The Frontline Support team will be slow to respond December 17-18 due to an institute-wide retreat and offline December 22- January 1, while the institute is closed. Thank you for your patience during these next few weeks. Happy Holidays!
Adding GCloud labels to WDL / Cromwell tasks.

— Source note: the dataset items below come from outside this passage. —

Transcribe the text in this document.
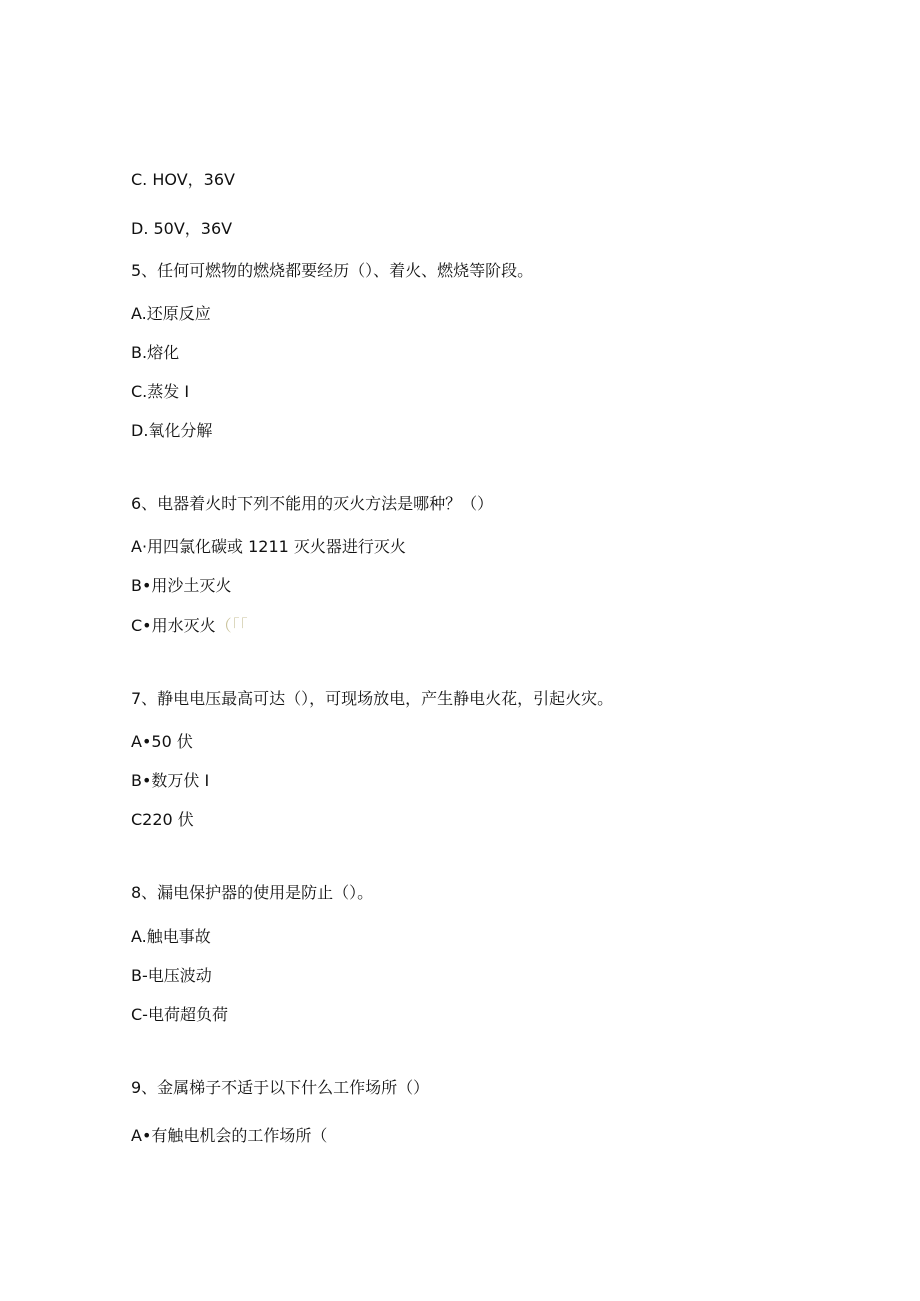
C. HOV，36V
D. 50V，36V
5、任何可燃物的燃烧都要经历（）、着火、燃烧等阶段。
A.还原反应
B.熔化
C.蒸发 I
D.氧化分解
6、电器着火时下列不能用的灭火方法是哪种？（）
A·用四氯化碳或 1211 灭火器进行灭火
B•用沙土灭火
C•用水灭火（「「
7、静电电压最高可达（），可现场放电，产生静电火花，引起火灾。
A•50 伏
B•数万伏 I
C220 伏
8、漏电保护器的使用是防止（）。
A.触电事故
B-电压波动
C-电荷超负荷
9、金属梯子不适于以下什么工作场所（）
A•有触电机会的工作场所（
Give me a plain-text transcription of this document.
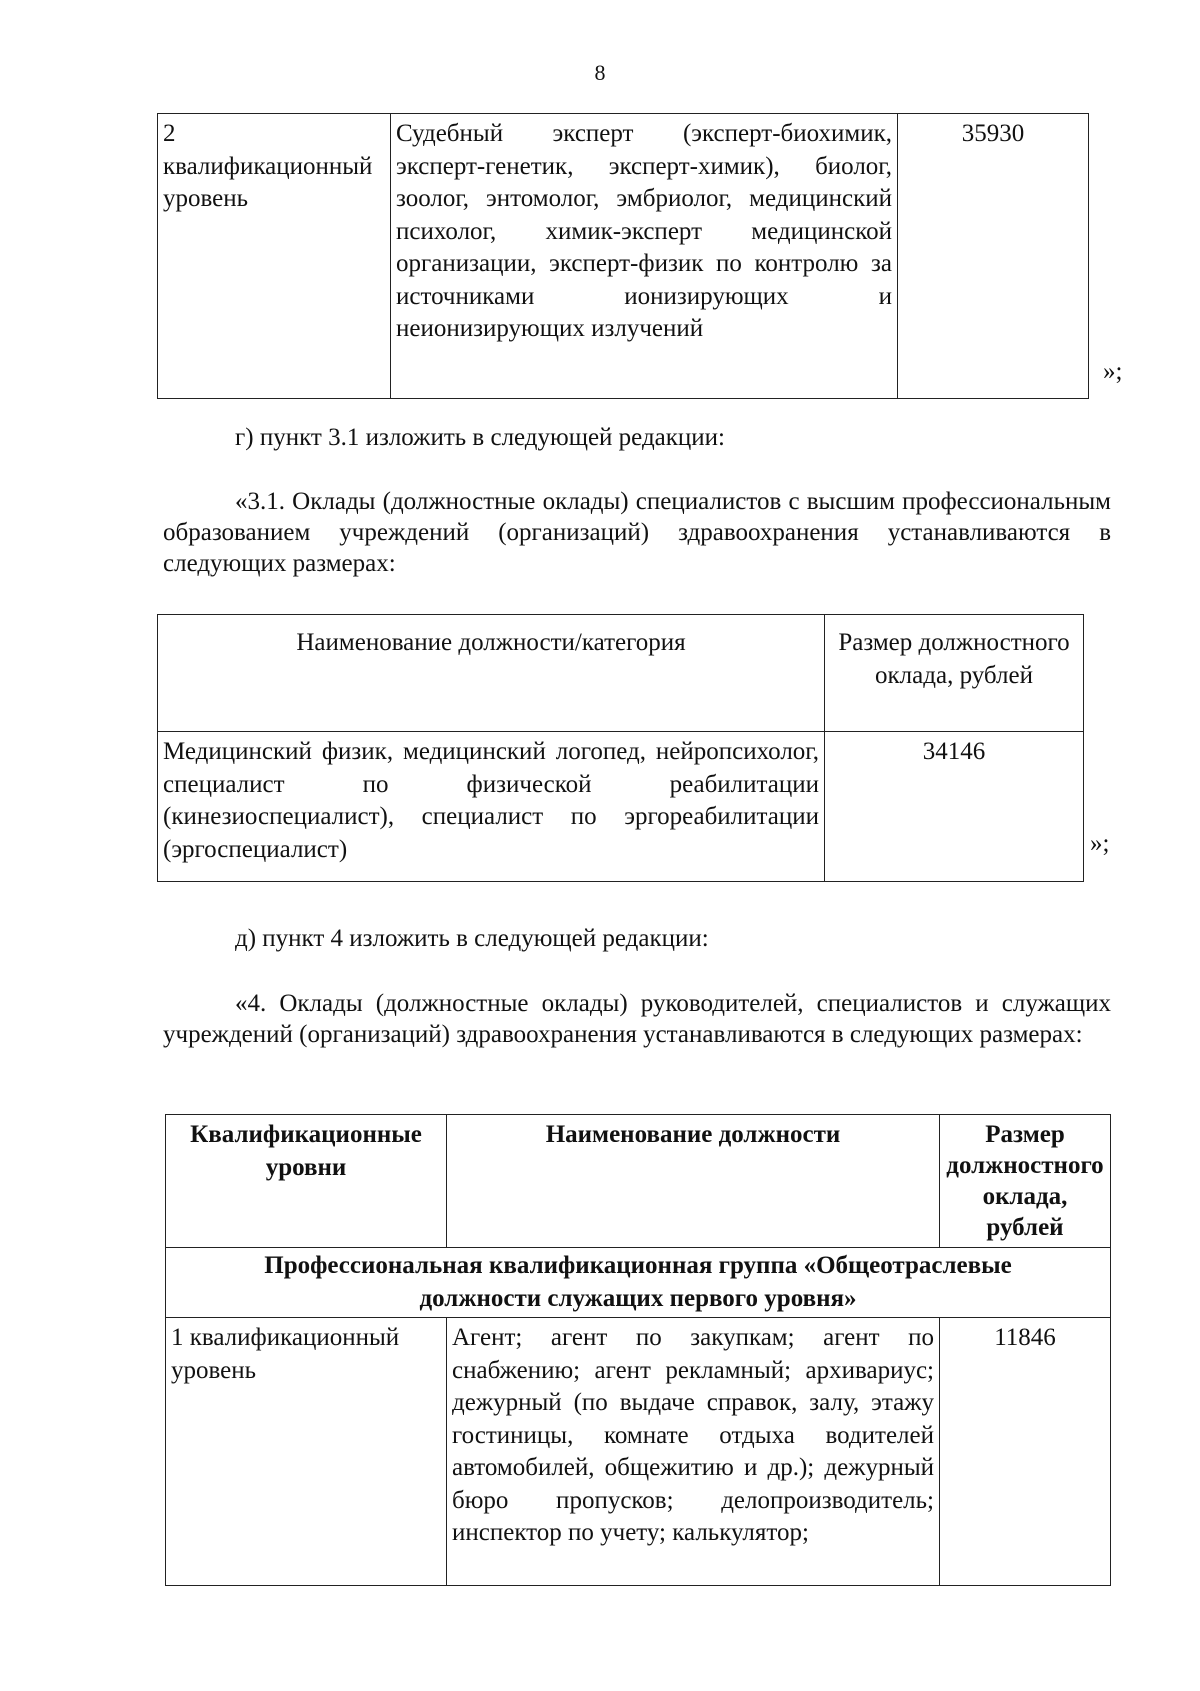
8
2
квалификационный
уровень	Судебный эксперт (эксперт-биохимик, эксперт-генетик, эксперт-химик), биолог, зоолог, энтомолог, эмбриолог, медицинский психолог, химик-эксперт медицинской организации, эксперт-физик по контролю за источниками ионизирующих и неионизирующих излучений	35930
»;
г) пункт 3.1 изложить в следующей редакции:
«3.1. Оклады (должностные оклады) специалистов с высшим профессиональным образованием учреждений (организаций) здравоохранения устанавливаются в следующих размерах:
Наименование должности/категория	Размер должностного оклада, рублей
Медицинский физик, медицинский логопед, нейропсихолог, специалист по физической реабилитации (кинезиоспециалист), специалист по эргореабилитации (эргоспециалист)	34146
»;
д) пункт 4 изложить в следующей редакции:
«4. Оклады (должностные оклады) руководителей, специалистов и служащих учреждений (организаций) здравоохранения устанавливаются в следующих размерах:
Квалификационные уровни	Наименование должности	Размер должностного оклада, рублей
Профессиональная квалификационная группа «Общеотраслевые должности служащих первого уровня»		
1 квалификационный уровень	Агент; агент по закупкам; агент по снабжению; агент рекламный; архивариус; дежурный (по выдаче справок, залу, этажу гостиницы, комнате отдыха водителей автомобилей, общежитию и др.); дежурный бюро пропусков; делопроизводитель; инспектор по учету; калькулятор;	11846
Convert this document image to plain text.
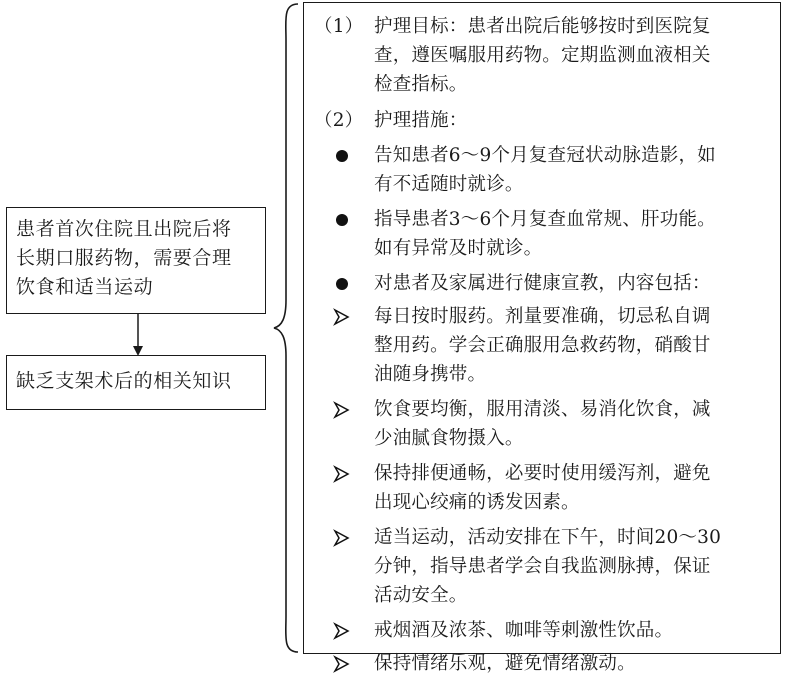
患者首次住院且出院后将
长期口服药物，需要合理
饮食和适当运动
缺乏支架术后的相关知识
（1） 护理目标：患者出院后能够按时到医院复
查，遵医嘱服用药物。定期监测血液相关
检查指标。
（2） 护理措施：
告知患者6～9个月复查冠状动脉造影，如
有不适随时就诊。
指导患者3～6个月复查血常规、肝功能。
如有异常及时就诊。
对患者及家属进行健康宣教，内容包括：
每日按时服药。剂量要准确，切忌私自调
整用药。学会正确服用急救药物，硝酸甘
油随身携带。
饮食要均衡，服用清淡、易消化饮食，减
少油腻食物摄入。
保持排便通畅，必要时使用缓泻剂，避免
出现心绞痛的诱发因素。
适当运动，活动安排在下午，时间20～30
分钟，指导患者学会自我监测脉搏，保证
活动安全。
戒烟酒及浓茶、咖啡等刺激性饮品。
保持情绪乐观，避免情绪激动。
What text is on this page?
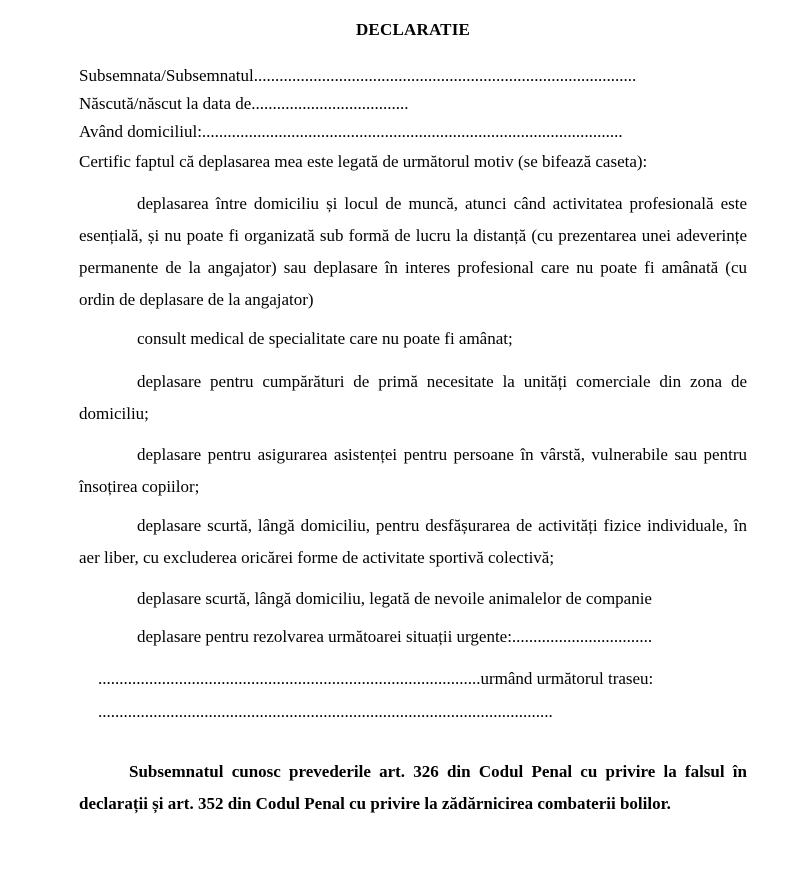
DECLARATIE
Subsemnata/Subsemnatul..........................................................................................
Născută/născut la data de.....................................
Având domiciliul:...................................................................................................
Certific faptul că deplasarea mea este legată de următorul motiv (se bifează caseta):
deplasarea între domiciliu și locul de muncă, atunci când activitatea profesională este esențială, și nu poate fi organizată sub formă de lucru la distanță (cu prezentarea unei adeverințe permanente de la angajator) sau deplasare în interes profesional care nu poate fi amânată (cu ordin de deplasare de la angajator)
consult medical de specialitate care nu poate fi amânat;
deplasare pentru cumpărături de primă necesitate la unități comerciale din zona de domiciliu;
deplasare pentru asigurarea asistenței pentru persoane în vârstă, vulnerabile sau pentru însoțirea copiilor;
deplasare scurtă, lângă domiciliu, pentru desfășurarea de activități fizice individuale, în aer liber, cu excluderea oricărei forme de activitate sportivă colectivă;
deplasare scurtă, lângă domiciliu, legată de nevoile animalelor de companie
deplasare pentru rezolvarea următoarei situații urgente:.................................
..........................................................................................urmând următorul traseu:
...........................................................................................................
Subsemnatul cunosc prevederile art. 326 din Codul Penal cu privire la falsul în declarații și art. 352 din Codul Penal cu privire la zădărnicirea combaterii bolilor.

I am running my WDL on Google cloud via the
google alpha genomics pipelines command:
gcloud alpha genomics pipelines run \ --pipeline-file haplotypecaller.yaml \ --logging gs://my_bucket/logging \ --inputs-from-file WDL=haplotypecaller.wdl \ --inputs-from-file WORKFLOW_INPUTS=inputs.json \ --inputs-from-file WORKFLOW_OPTIONS=options.json \ --inputs WORKSPACE=gs://my_bucket/workspace \ --inputs OUTPUTS=gs://my_bucket/GATK_HaplotypeCaller/output --label project=sample
The YAML looks like this:
name: WDL Runner description: Run a workflow defined by a WDL file inputParameters: - name: WDL description: Workflow definition - name: WORKFLOW_INPUTS description: Workflow inputs - name: WORKFLOW_OPTIONS description: Workflow options - name: WORKSPACE description: Cloud Storage path for intermediate files - name: OUTPUTS description: Cloud Storage path for output files docker: imageName: gcr.io/broad-dsde-outreach/wdl_runner cmd: > /wdl_runner/wdl_runner.sh resources: minimumRamGb: 1
Everything runs just fine, and I get my expected output. However, I would like to track costs of each run. However, using the labels of the genomics pipeline only tracks the VM usage of the head node of cromwell, but not the underlying VMs. Is there a means to tracking the VMs spawned by wdl_runner with google cloud labels?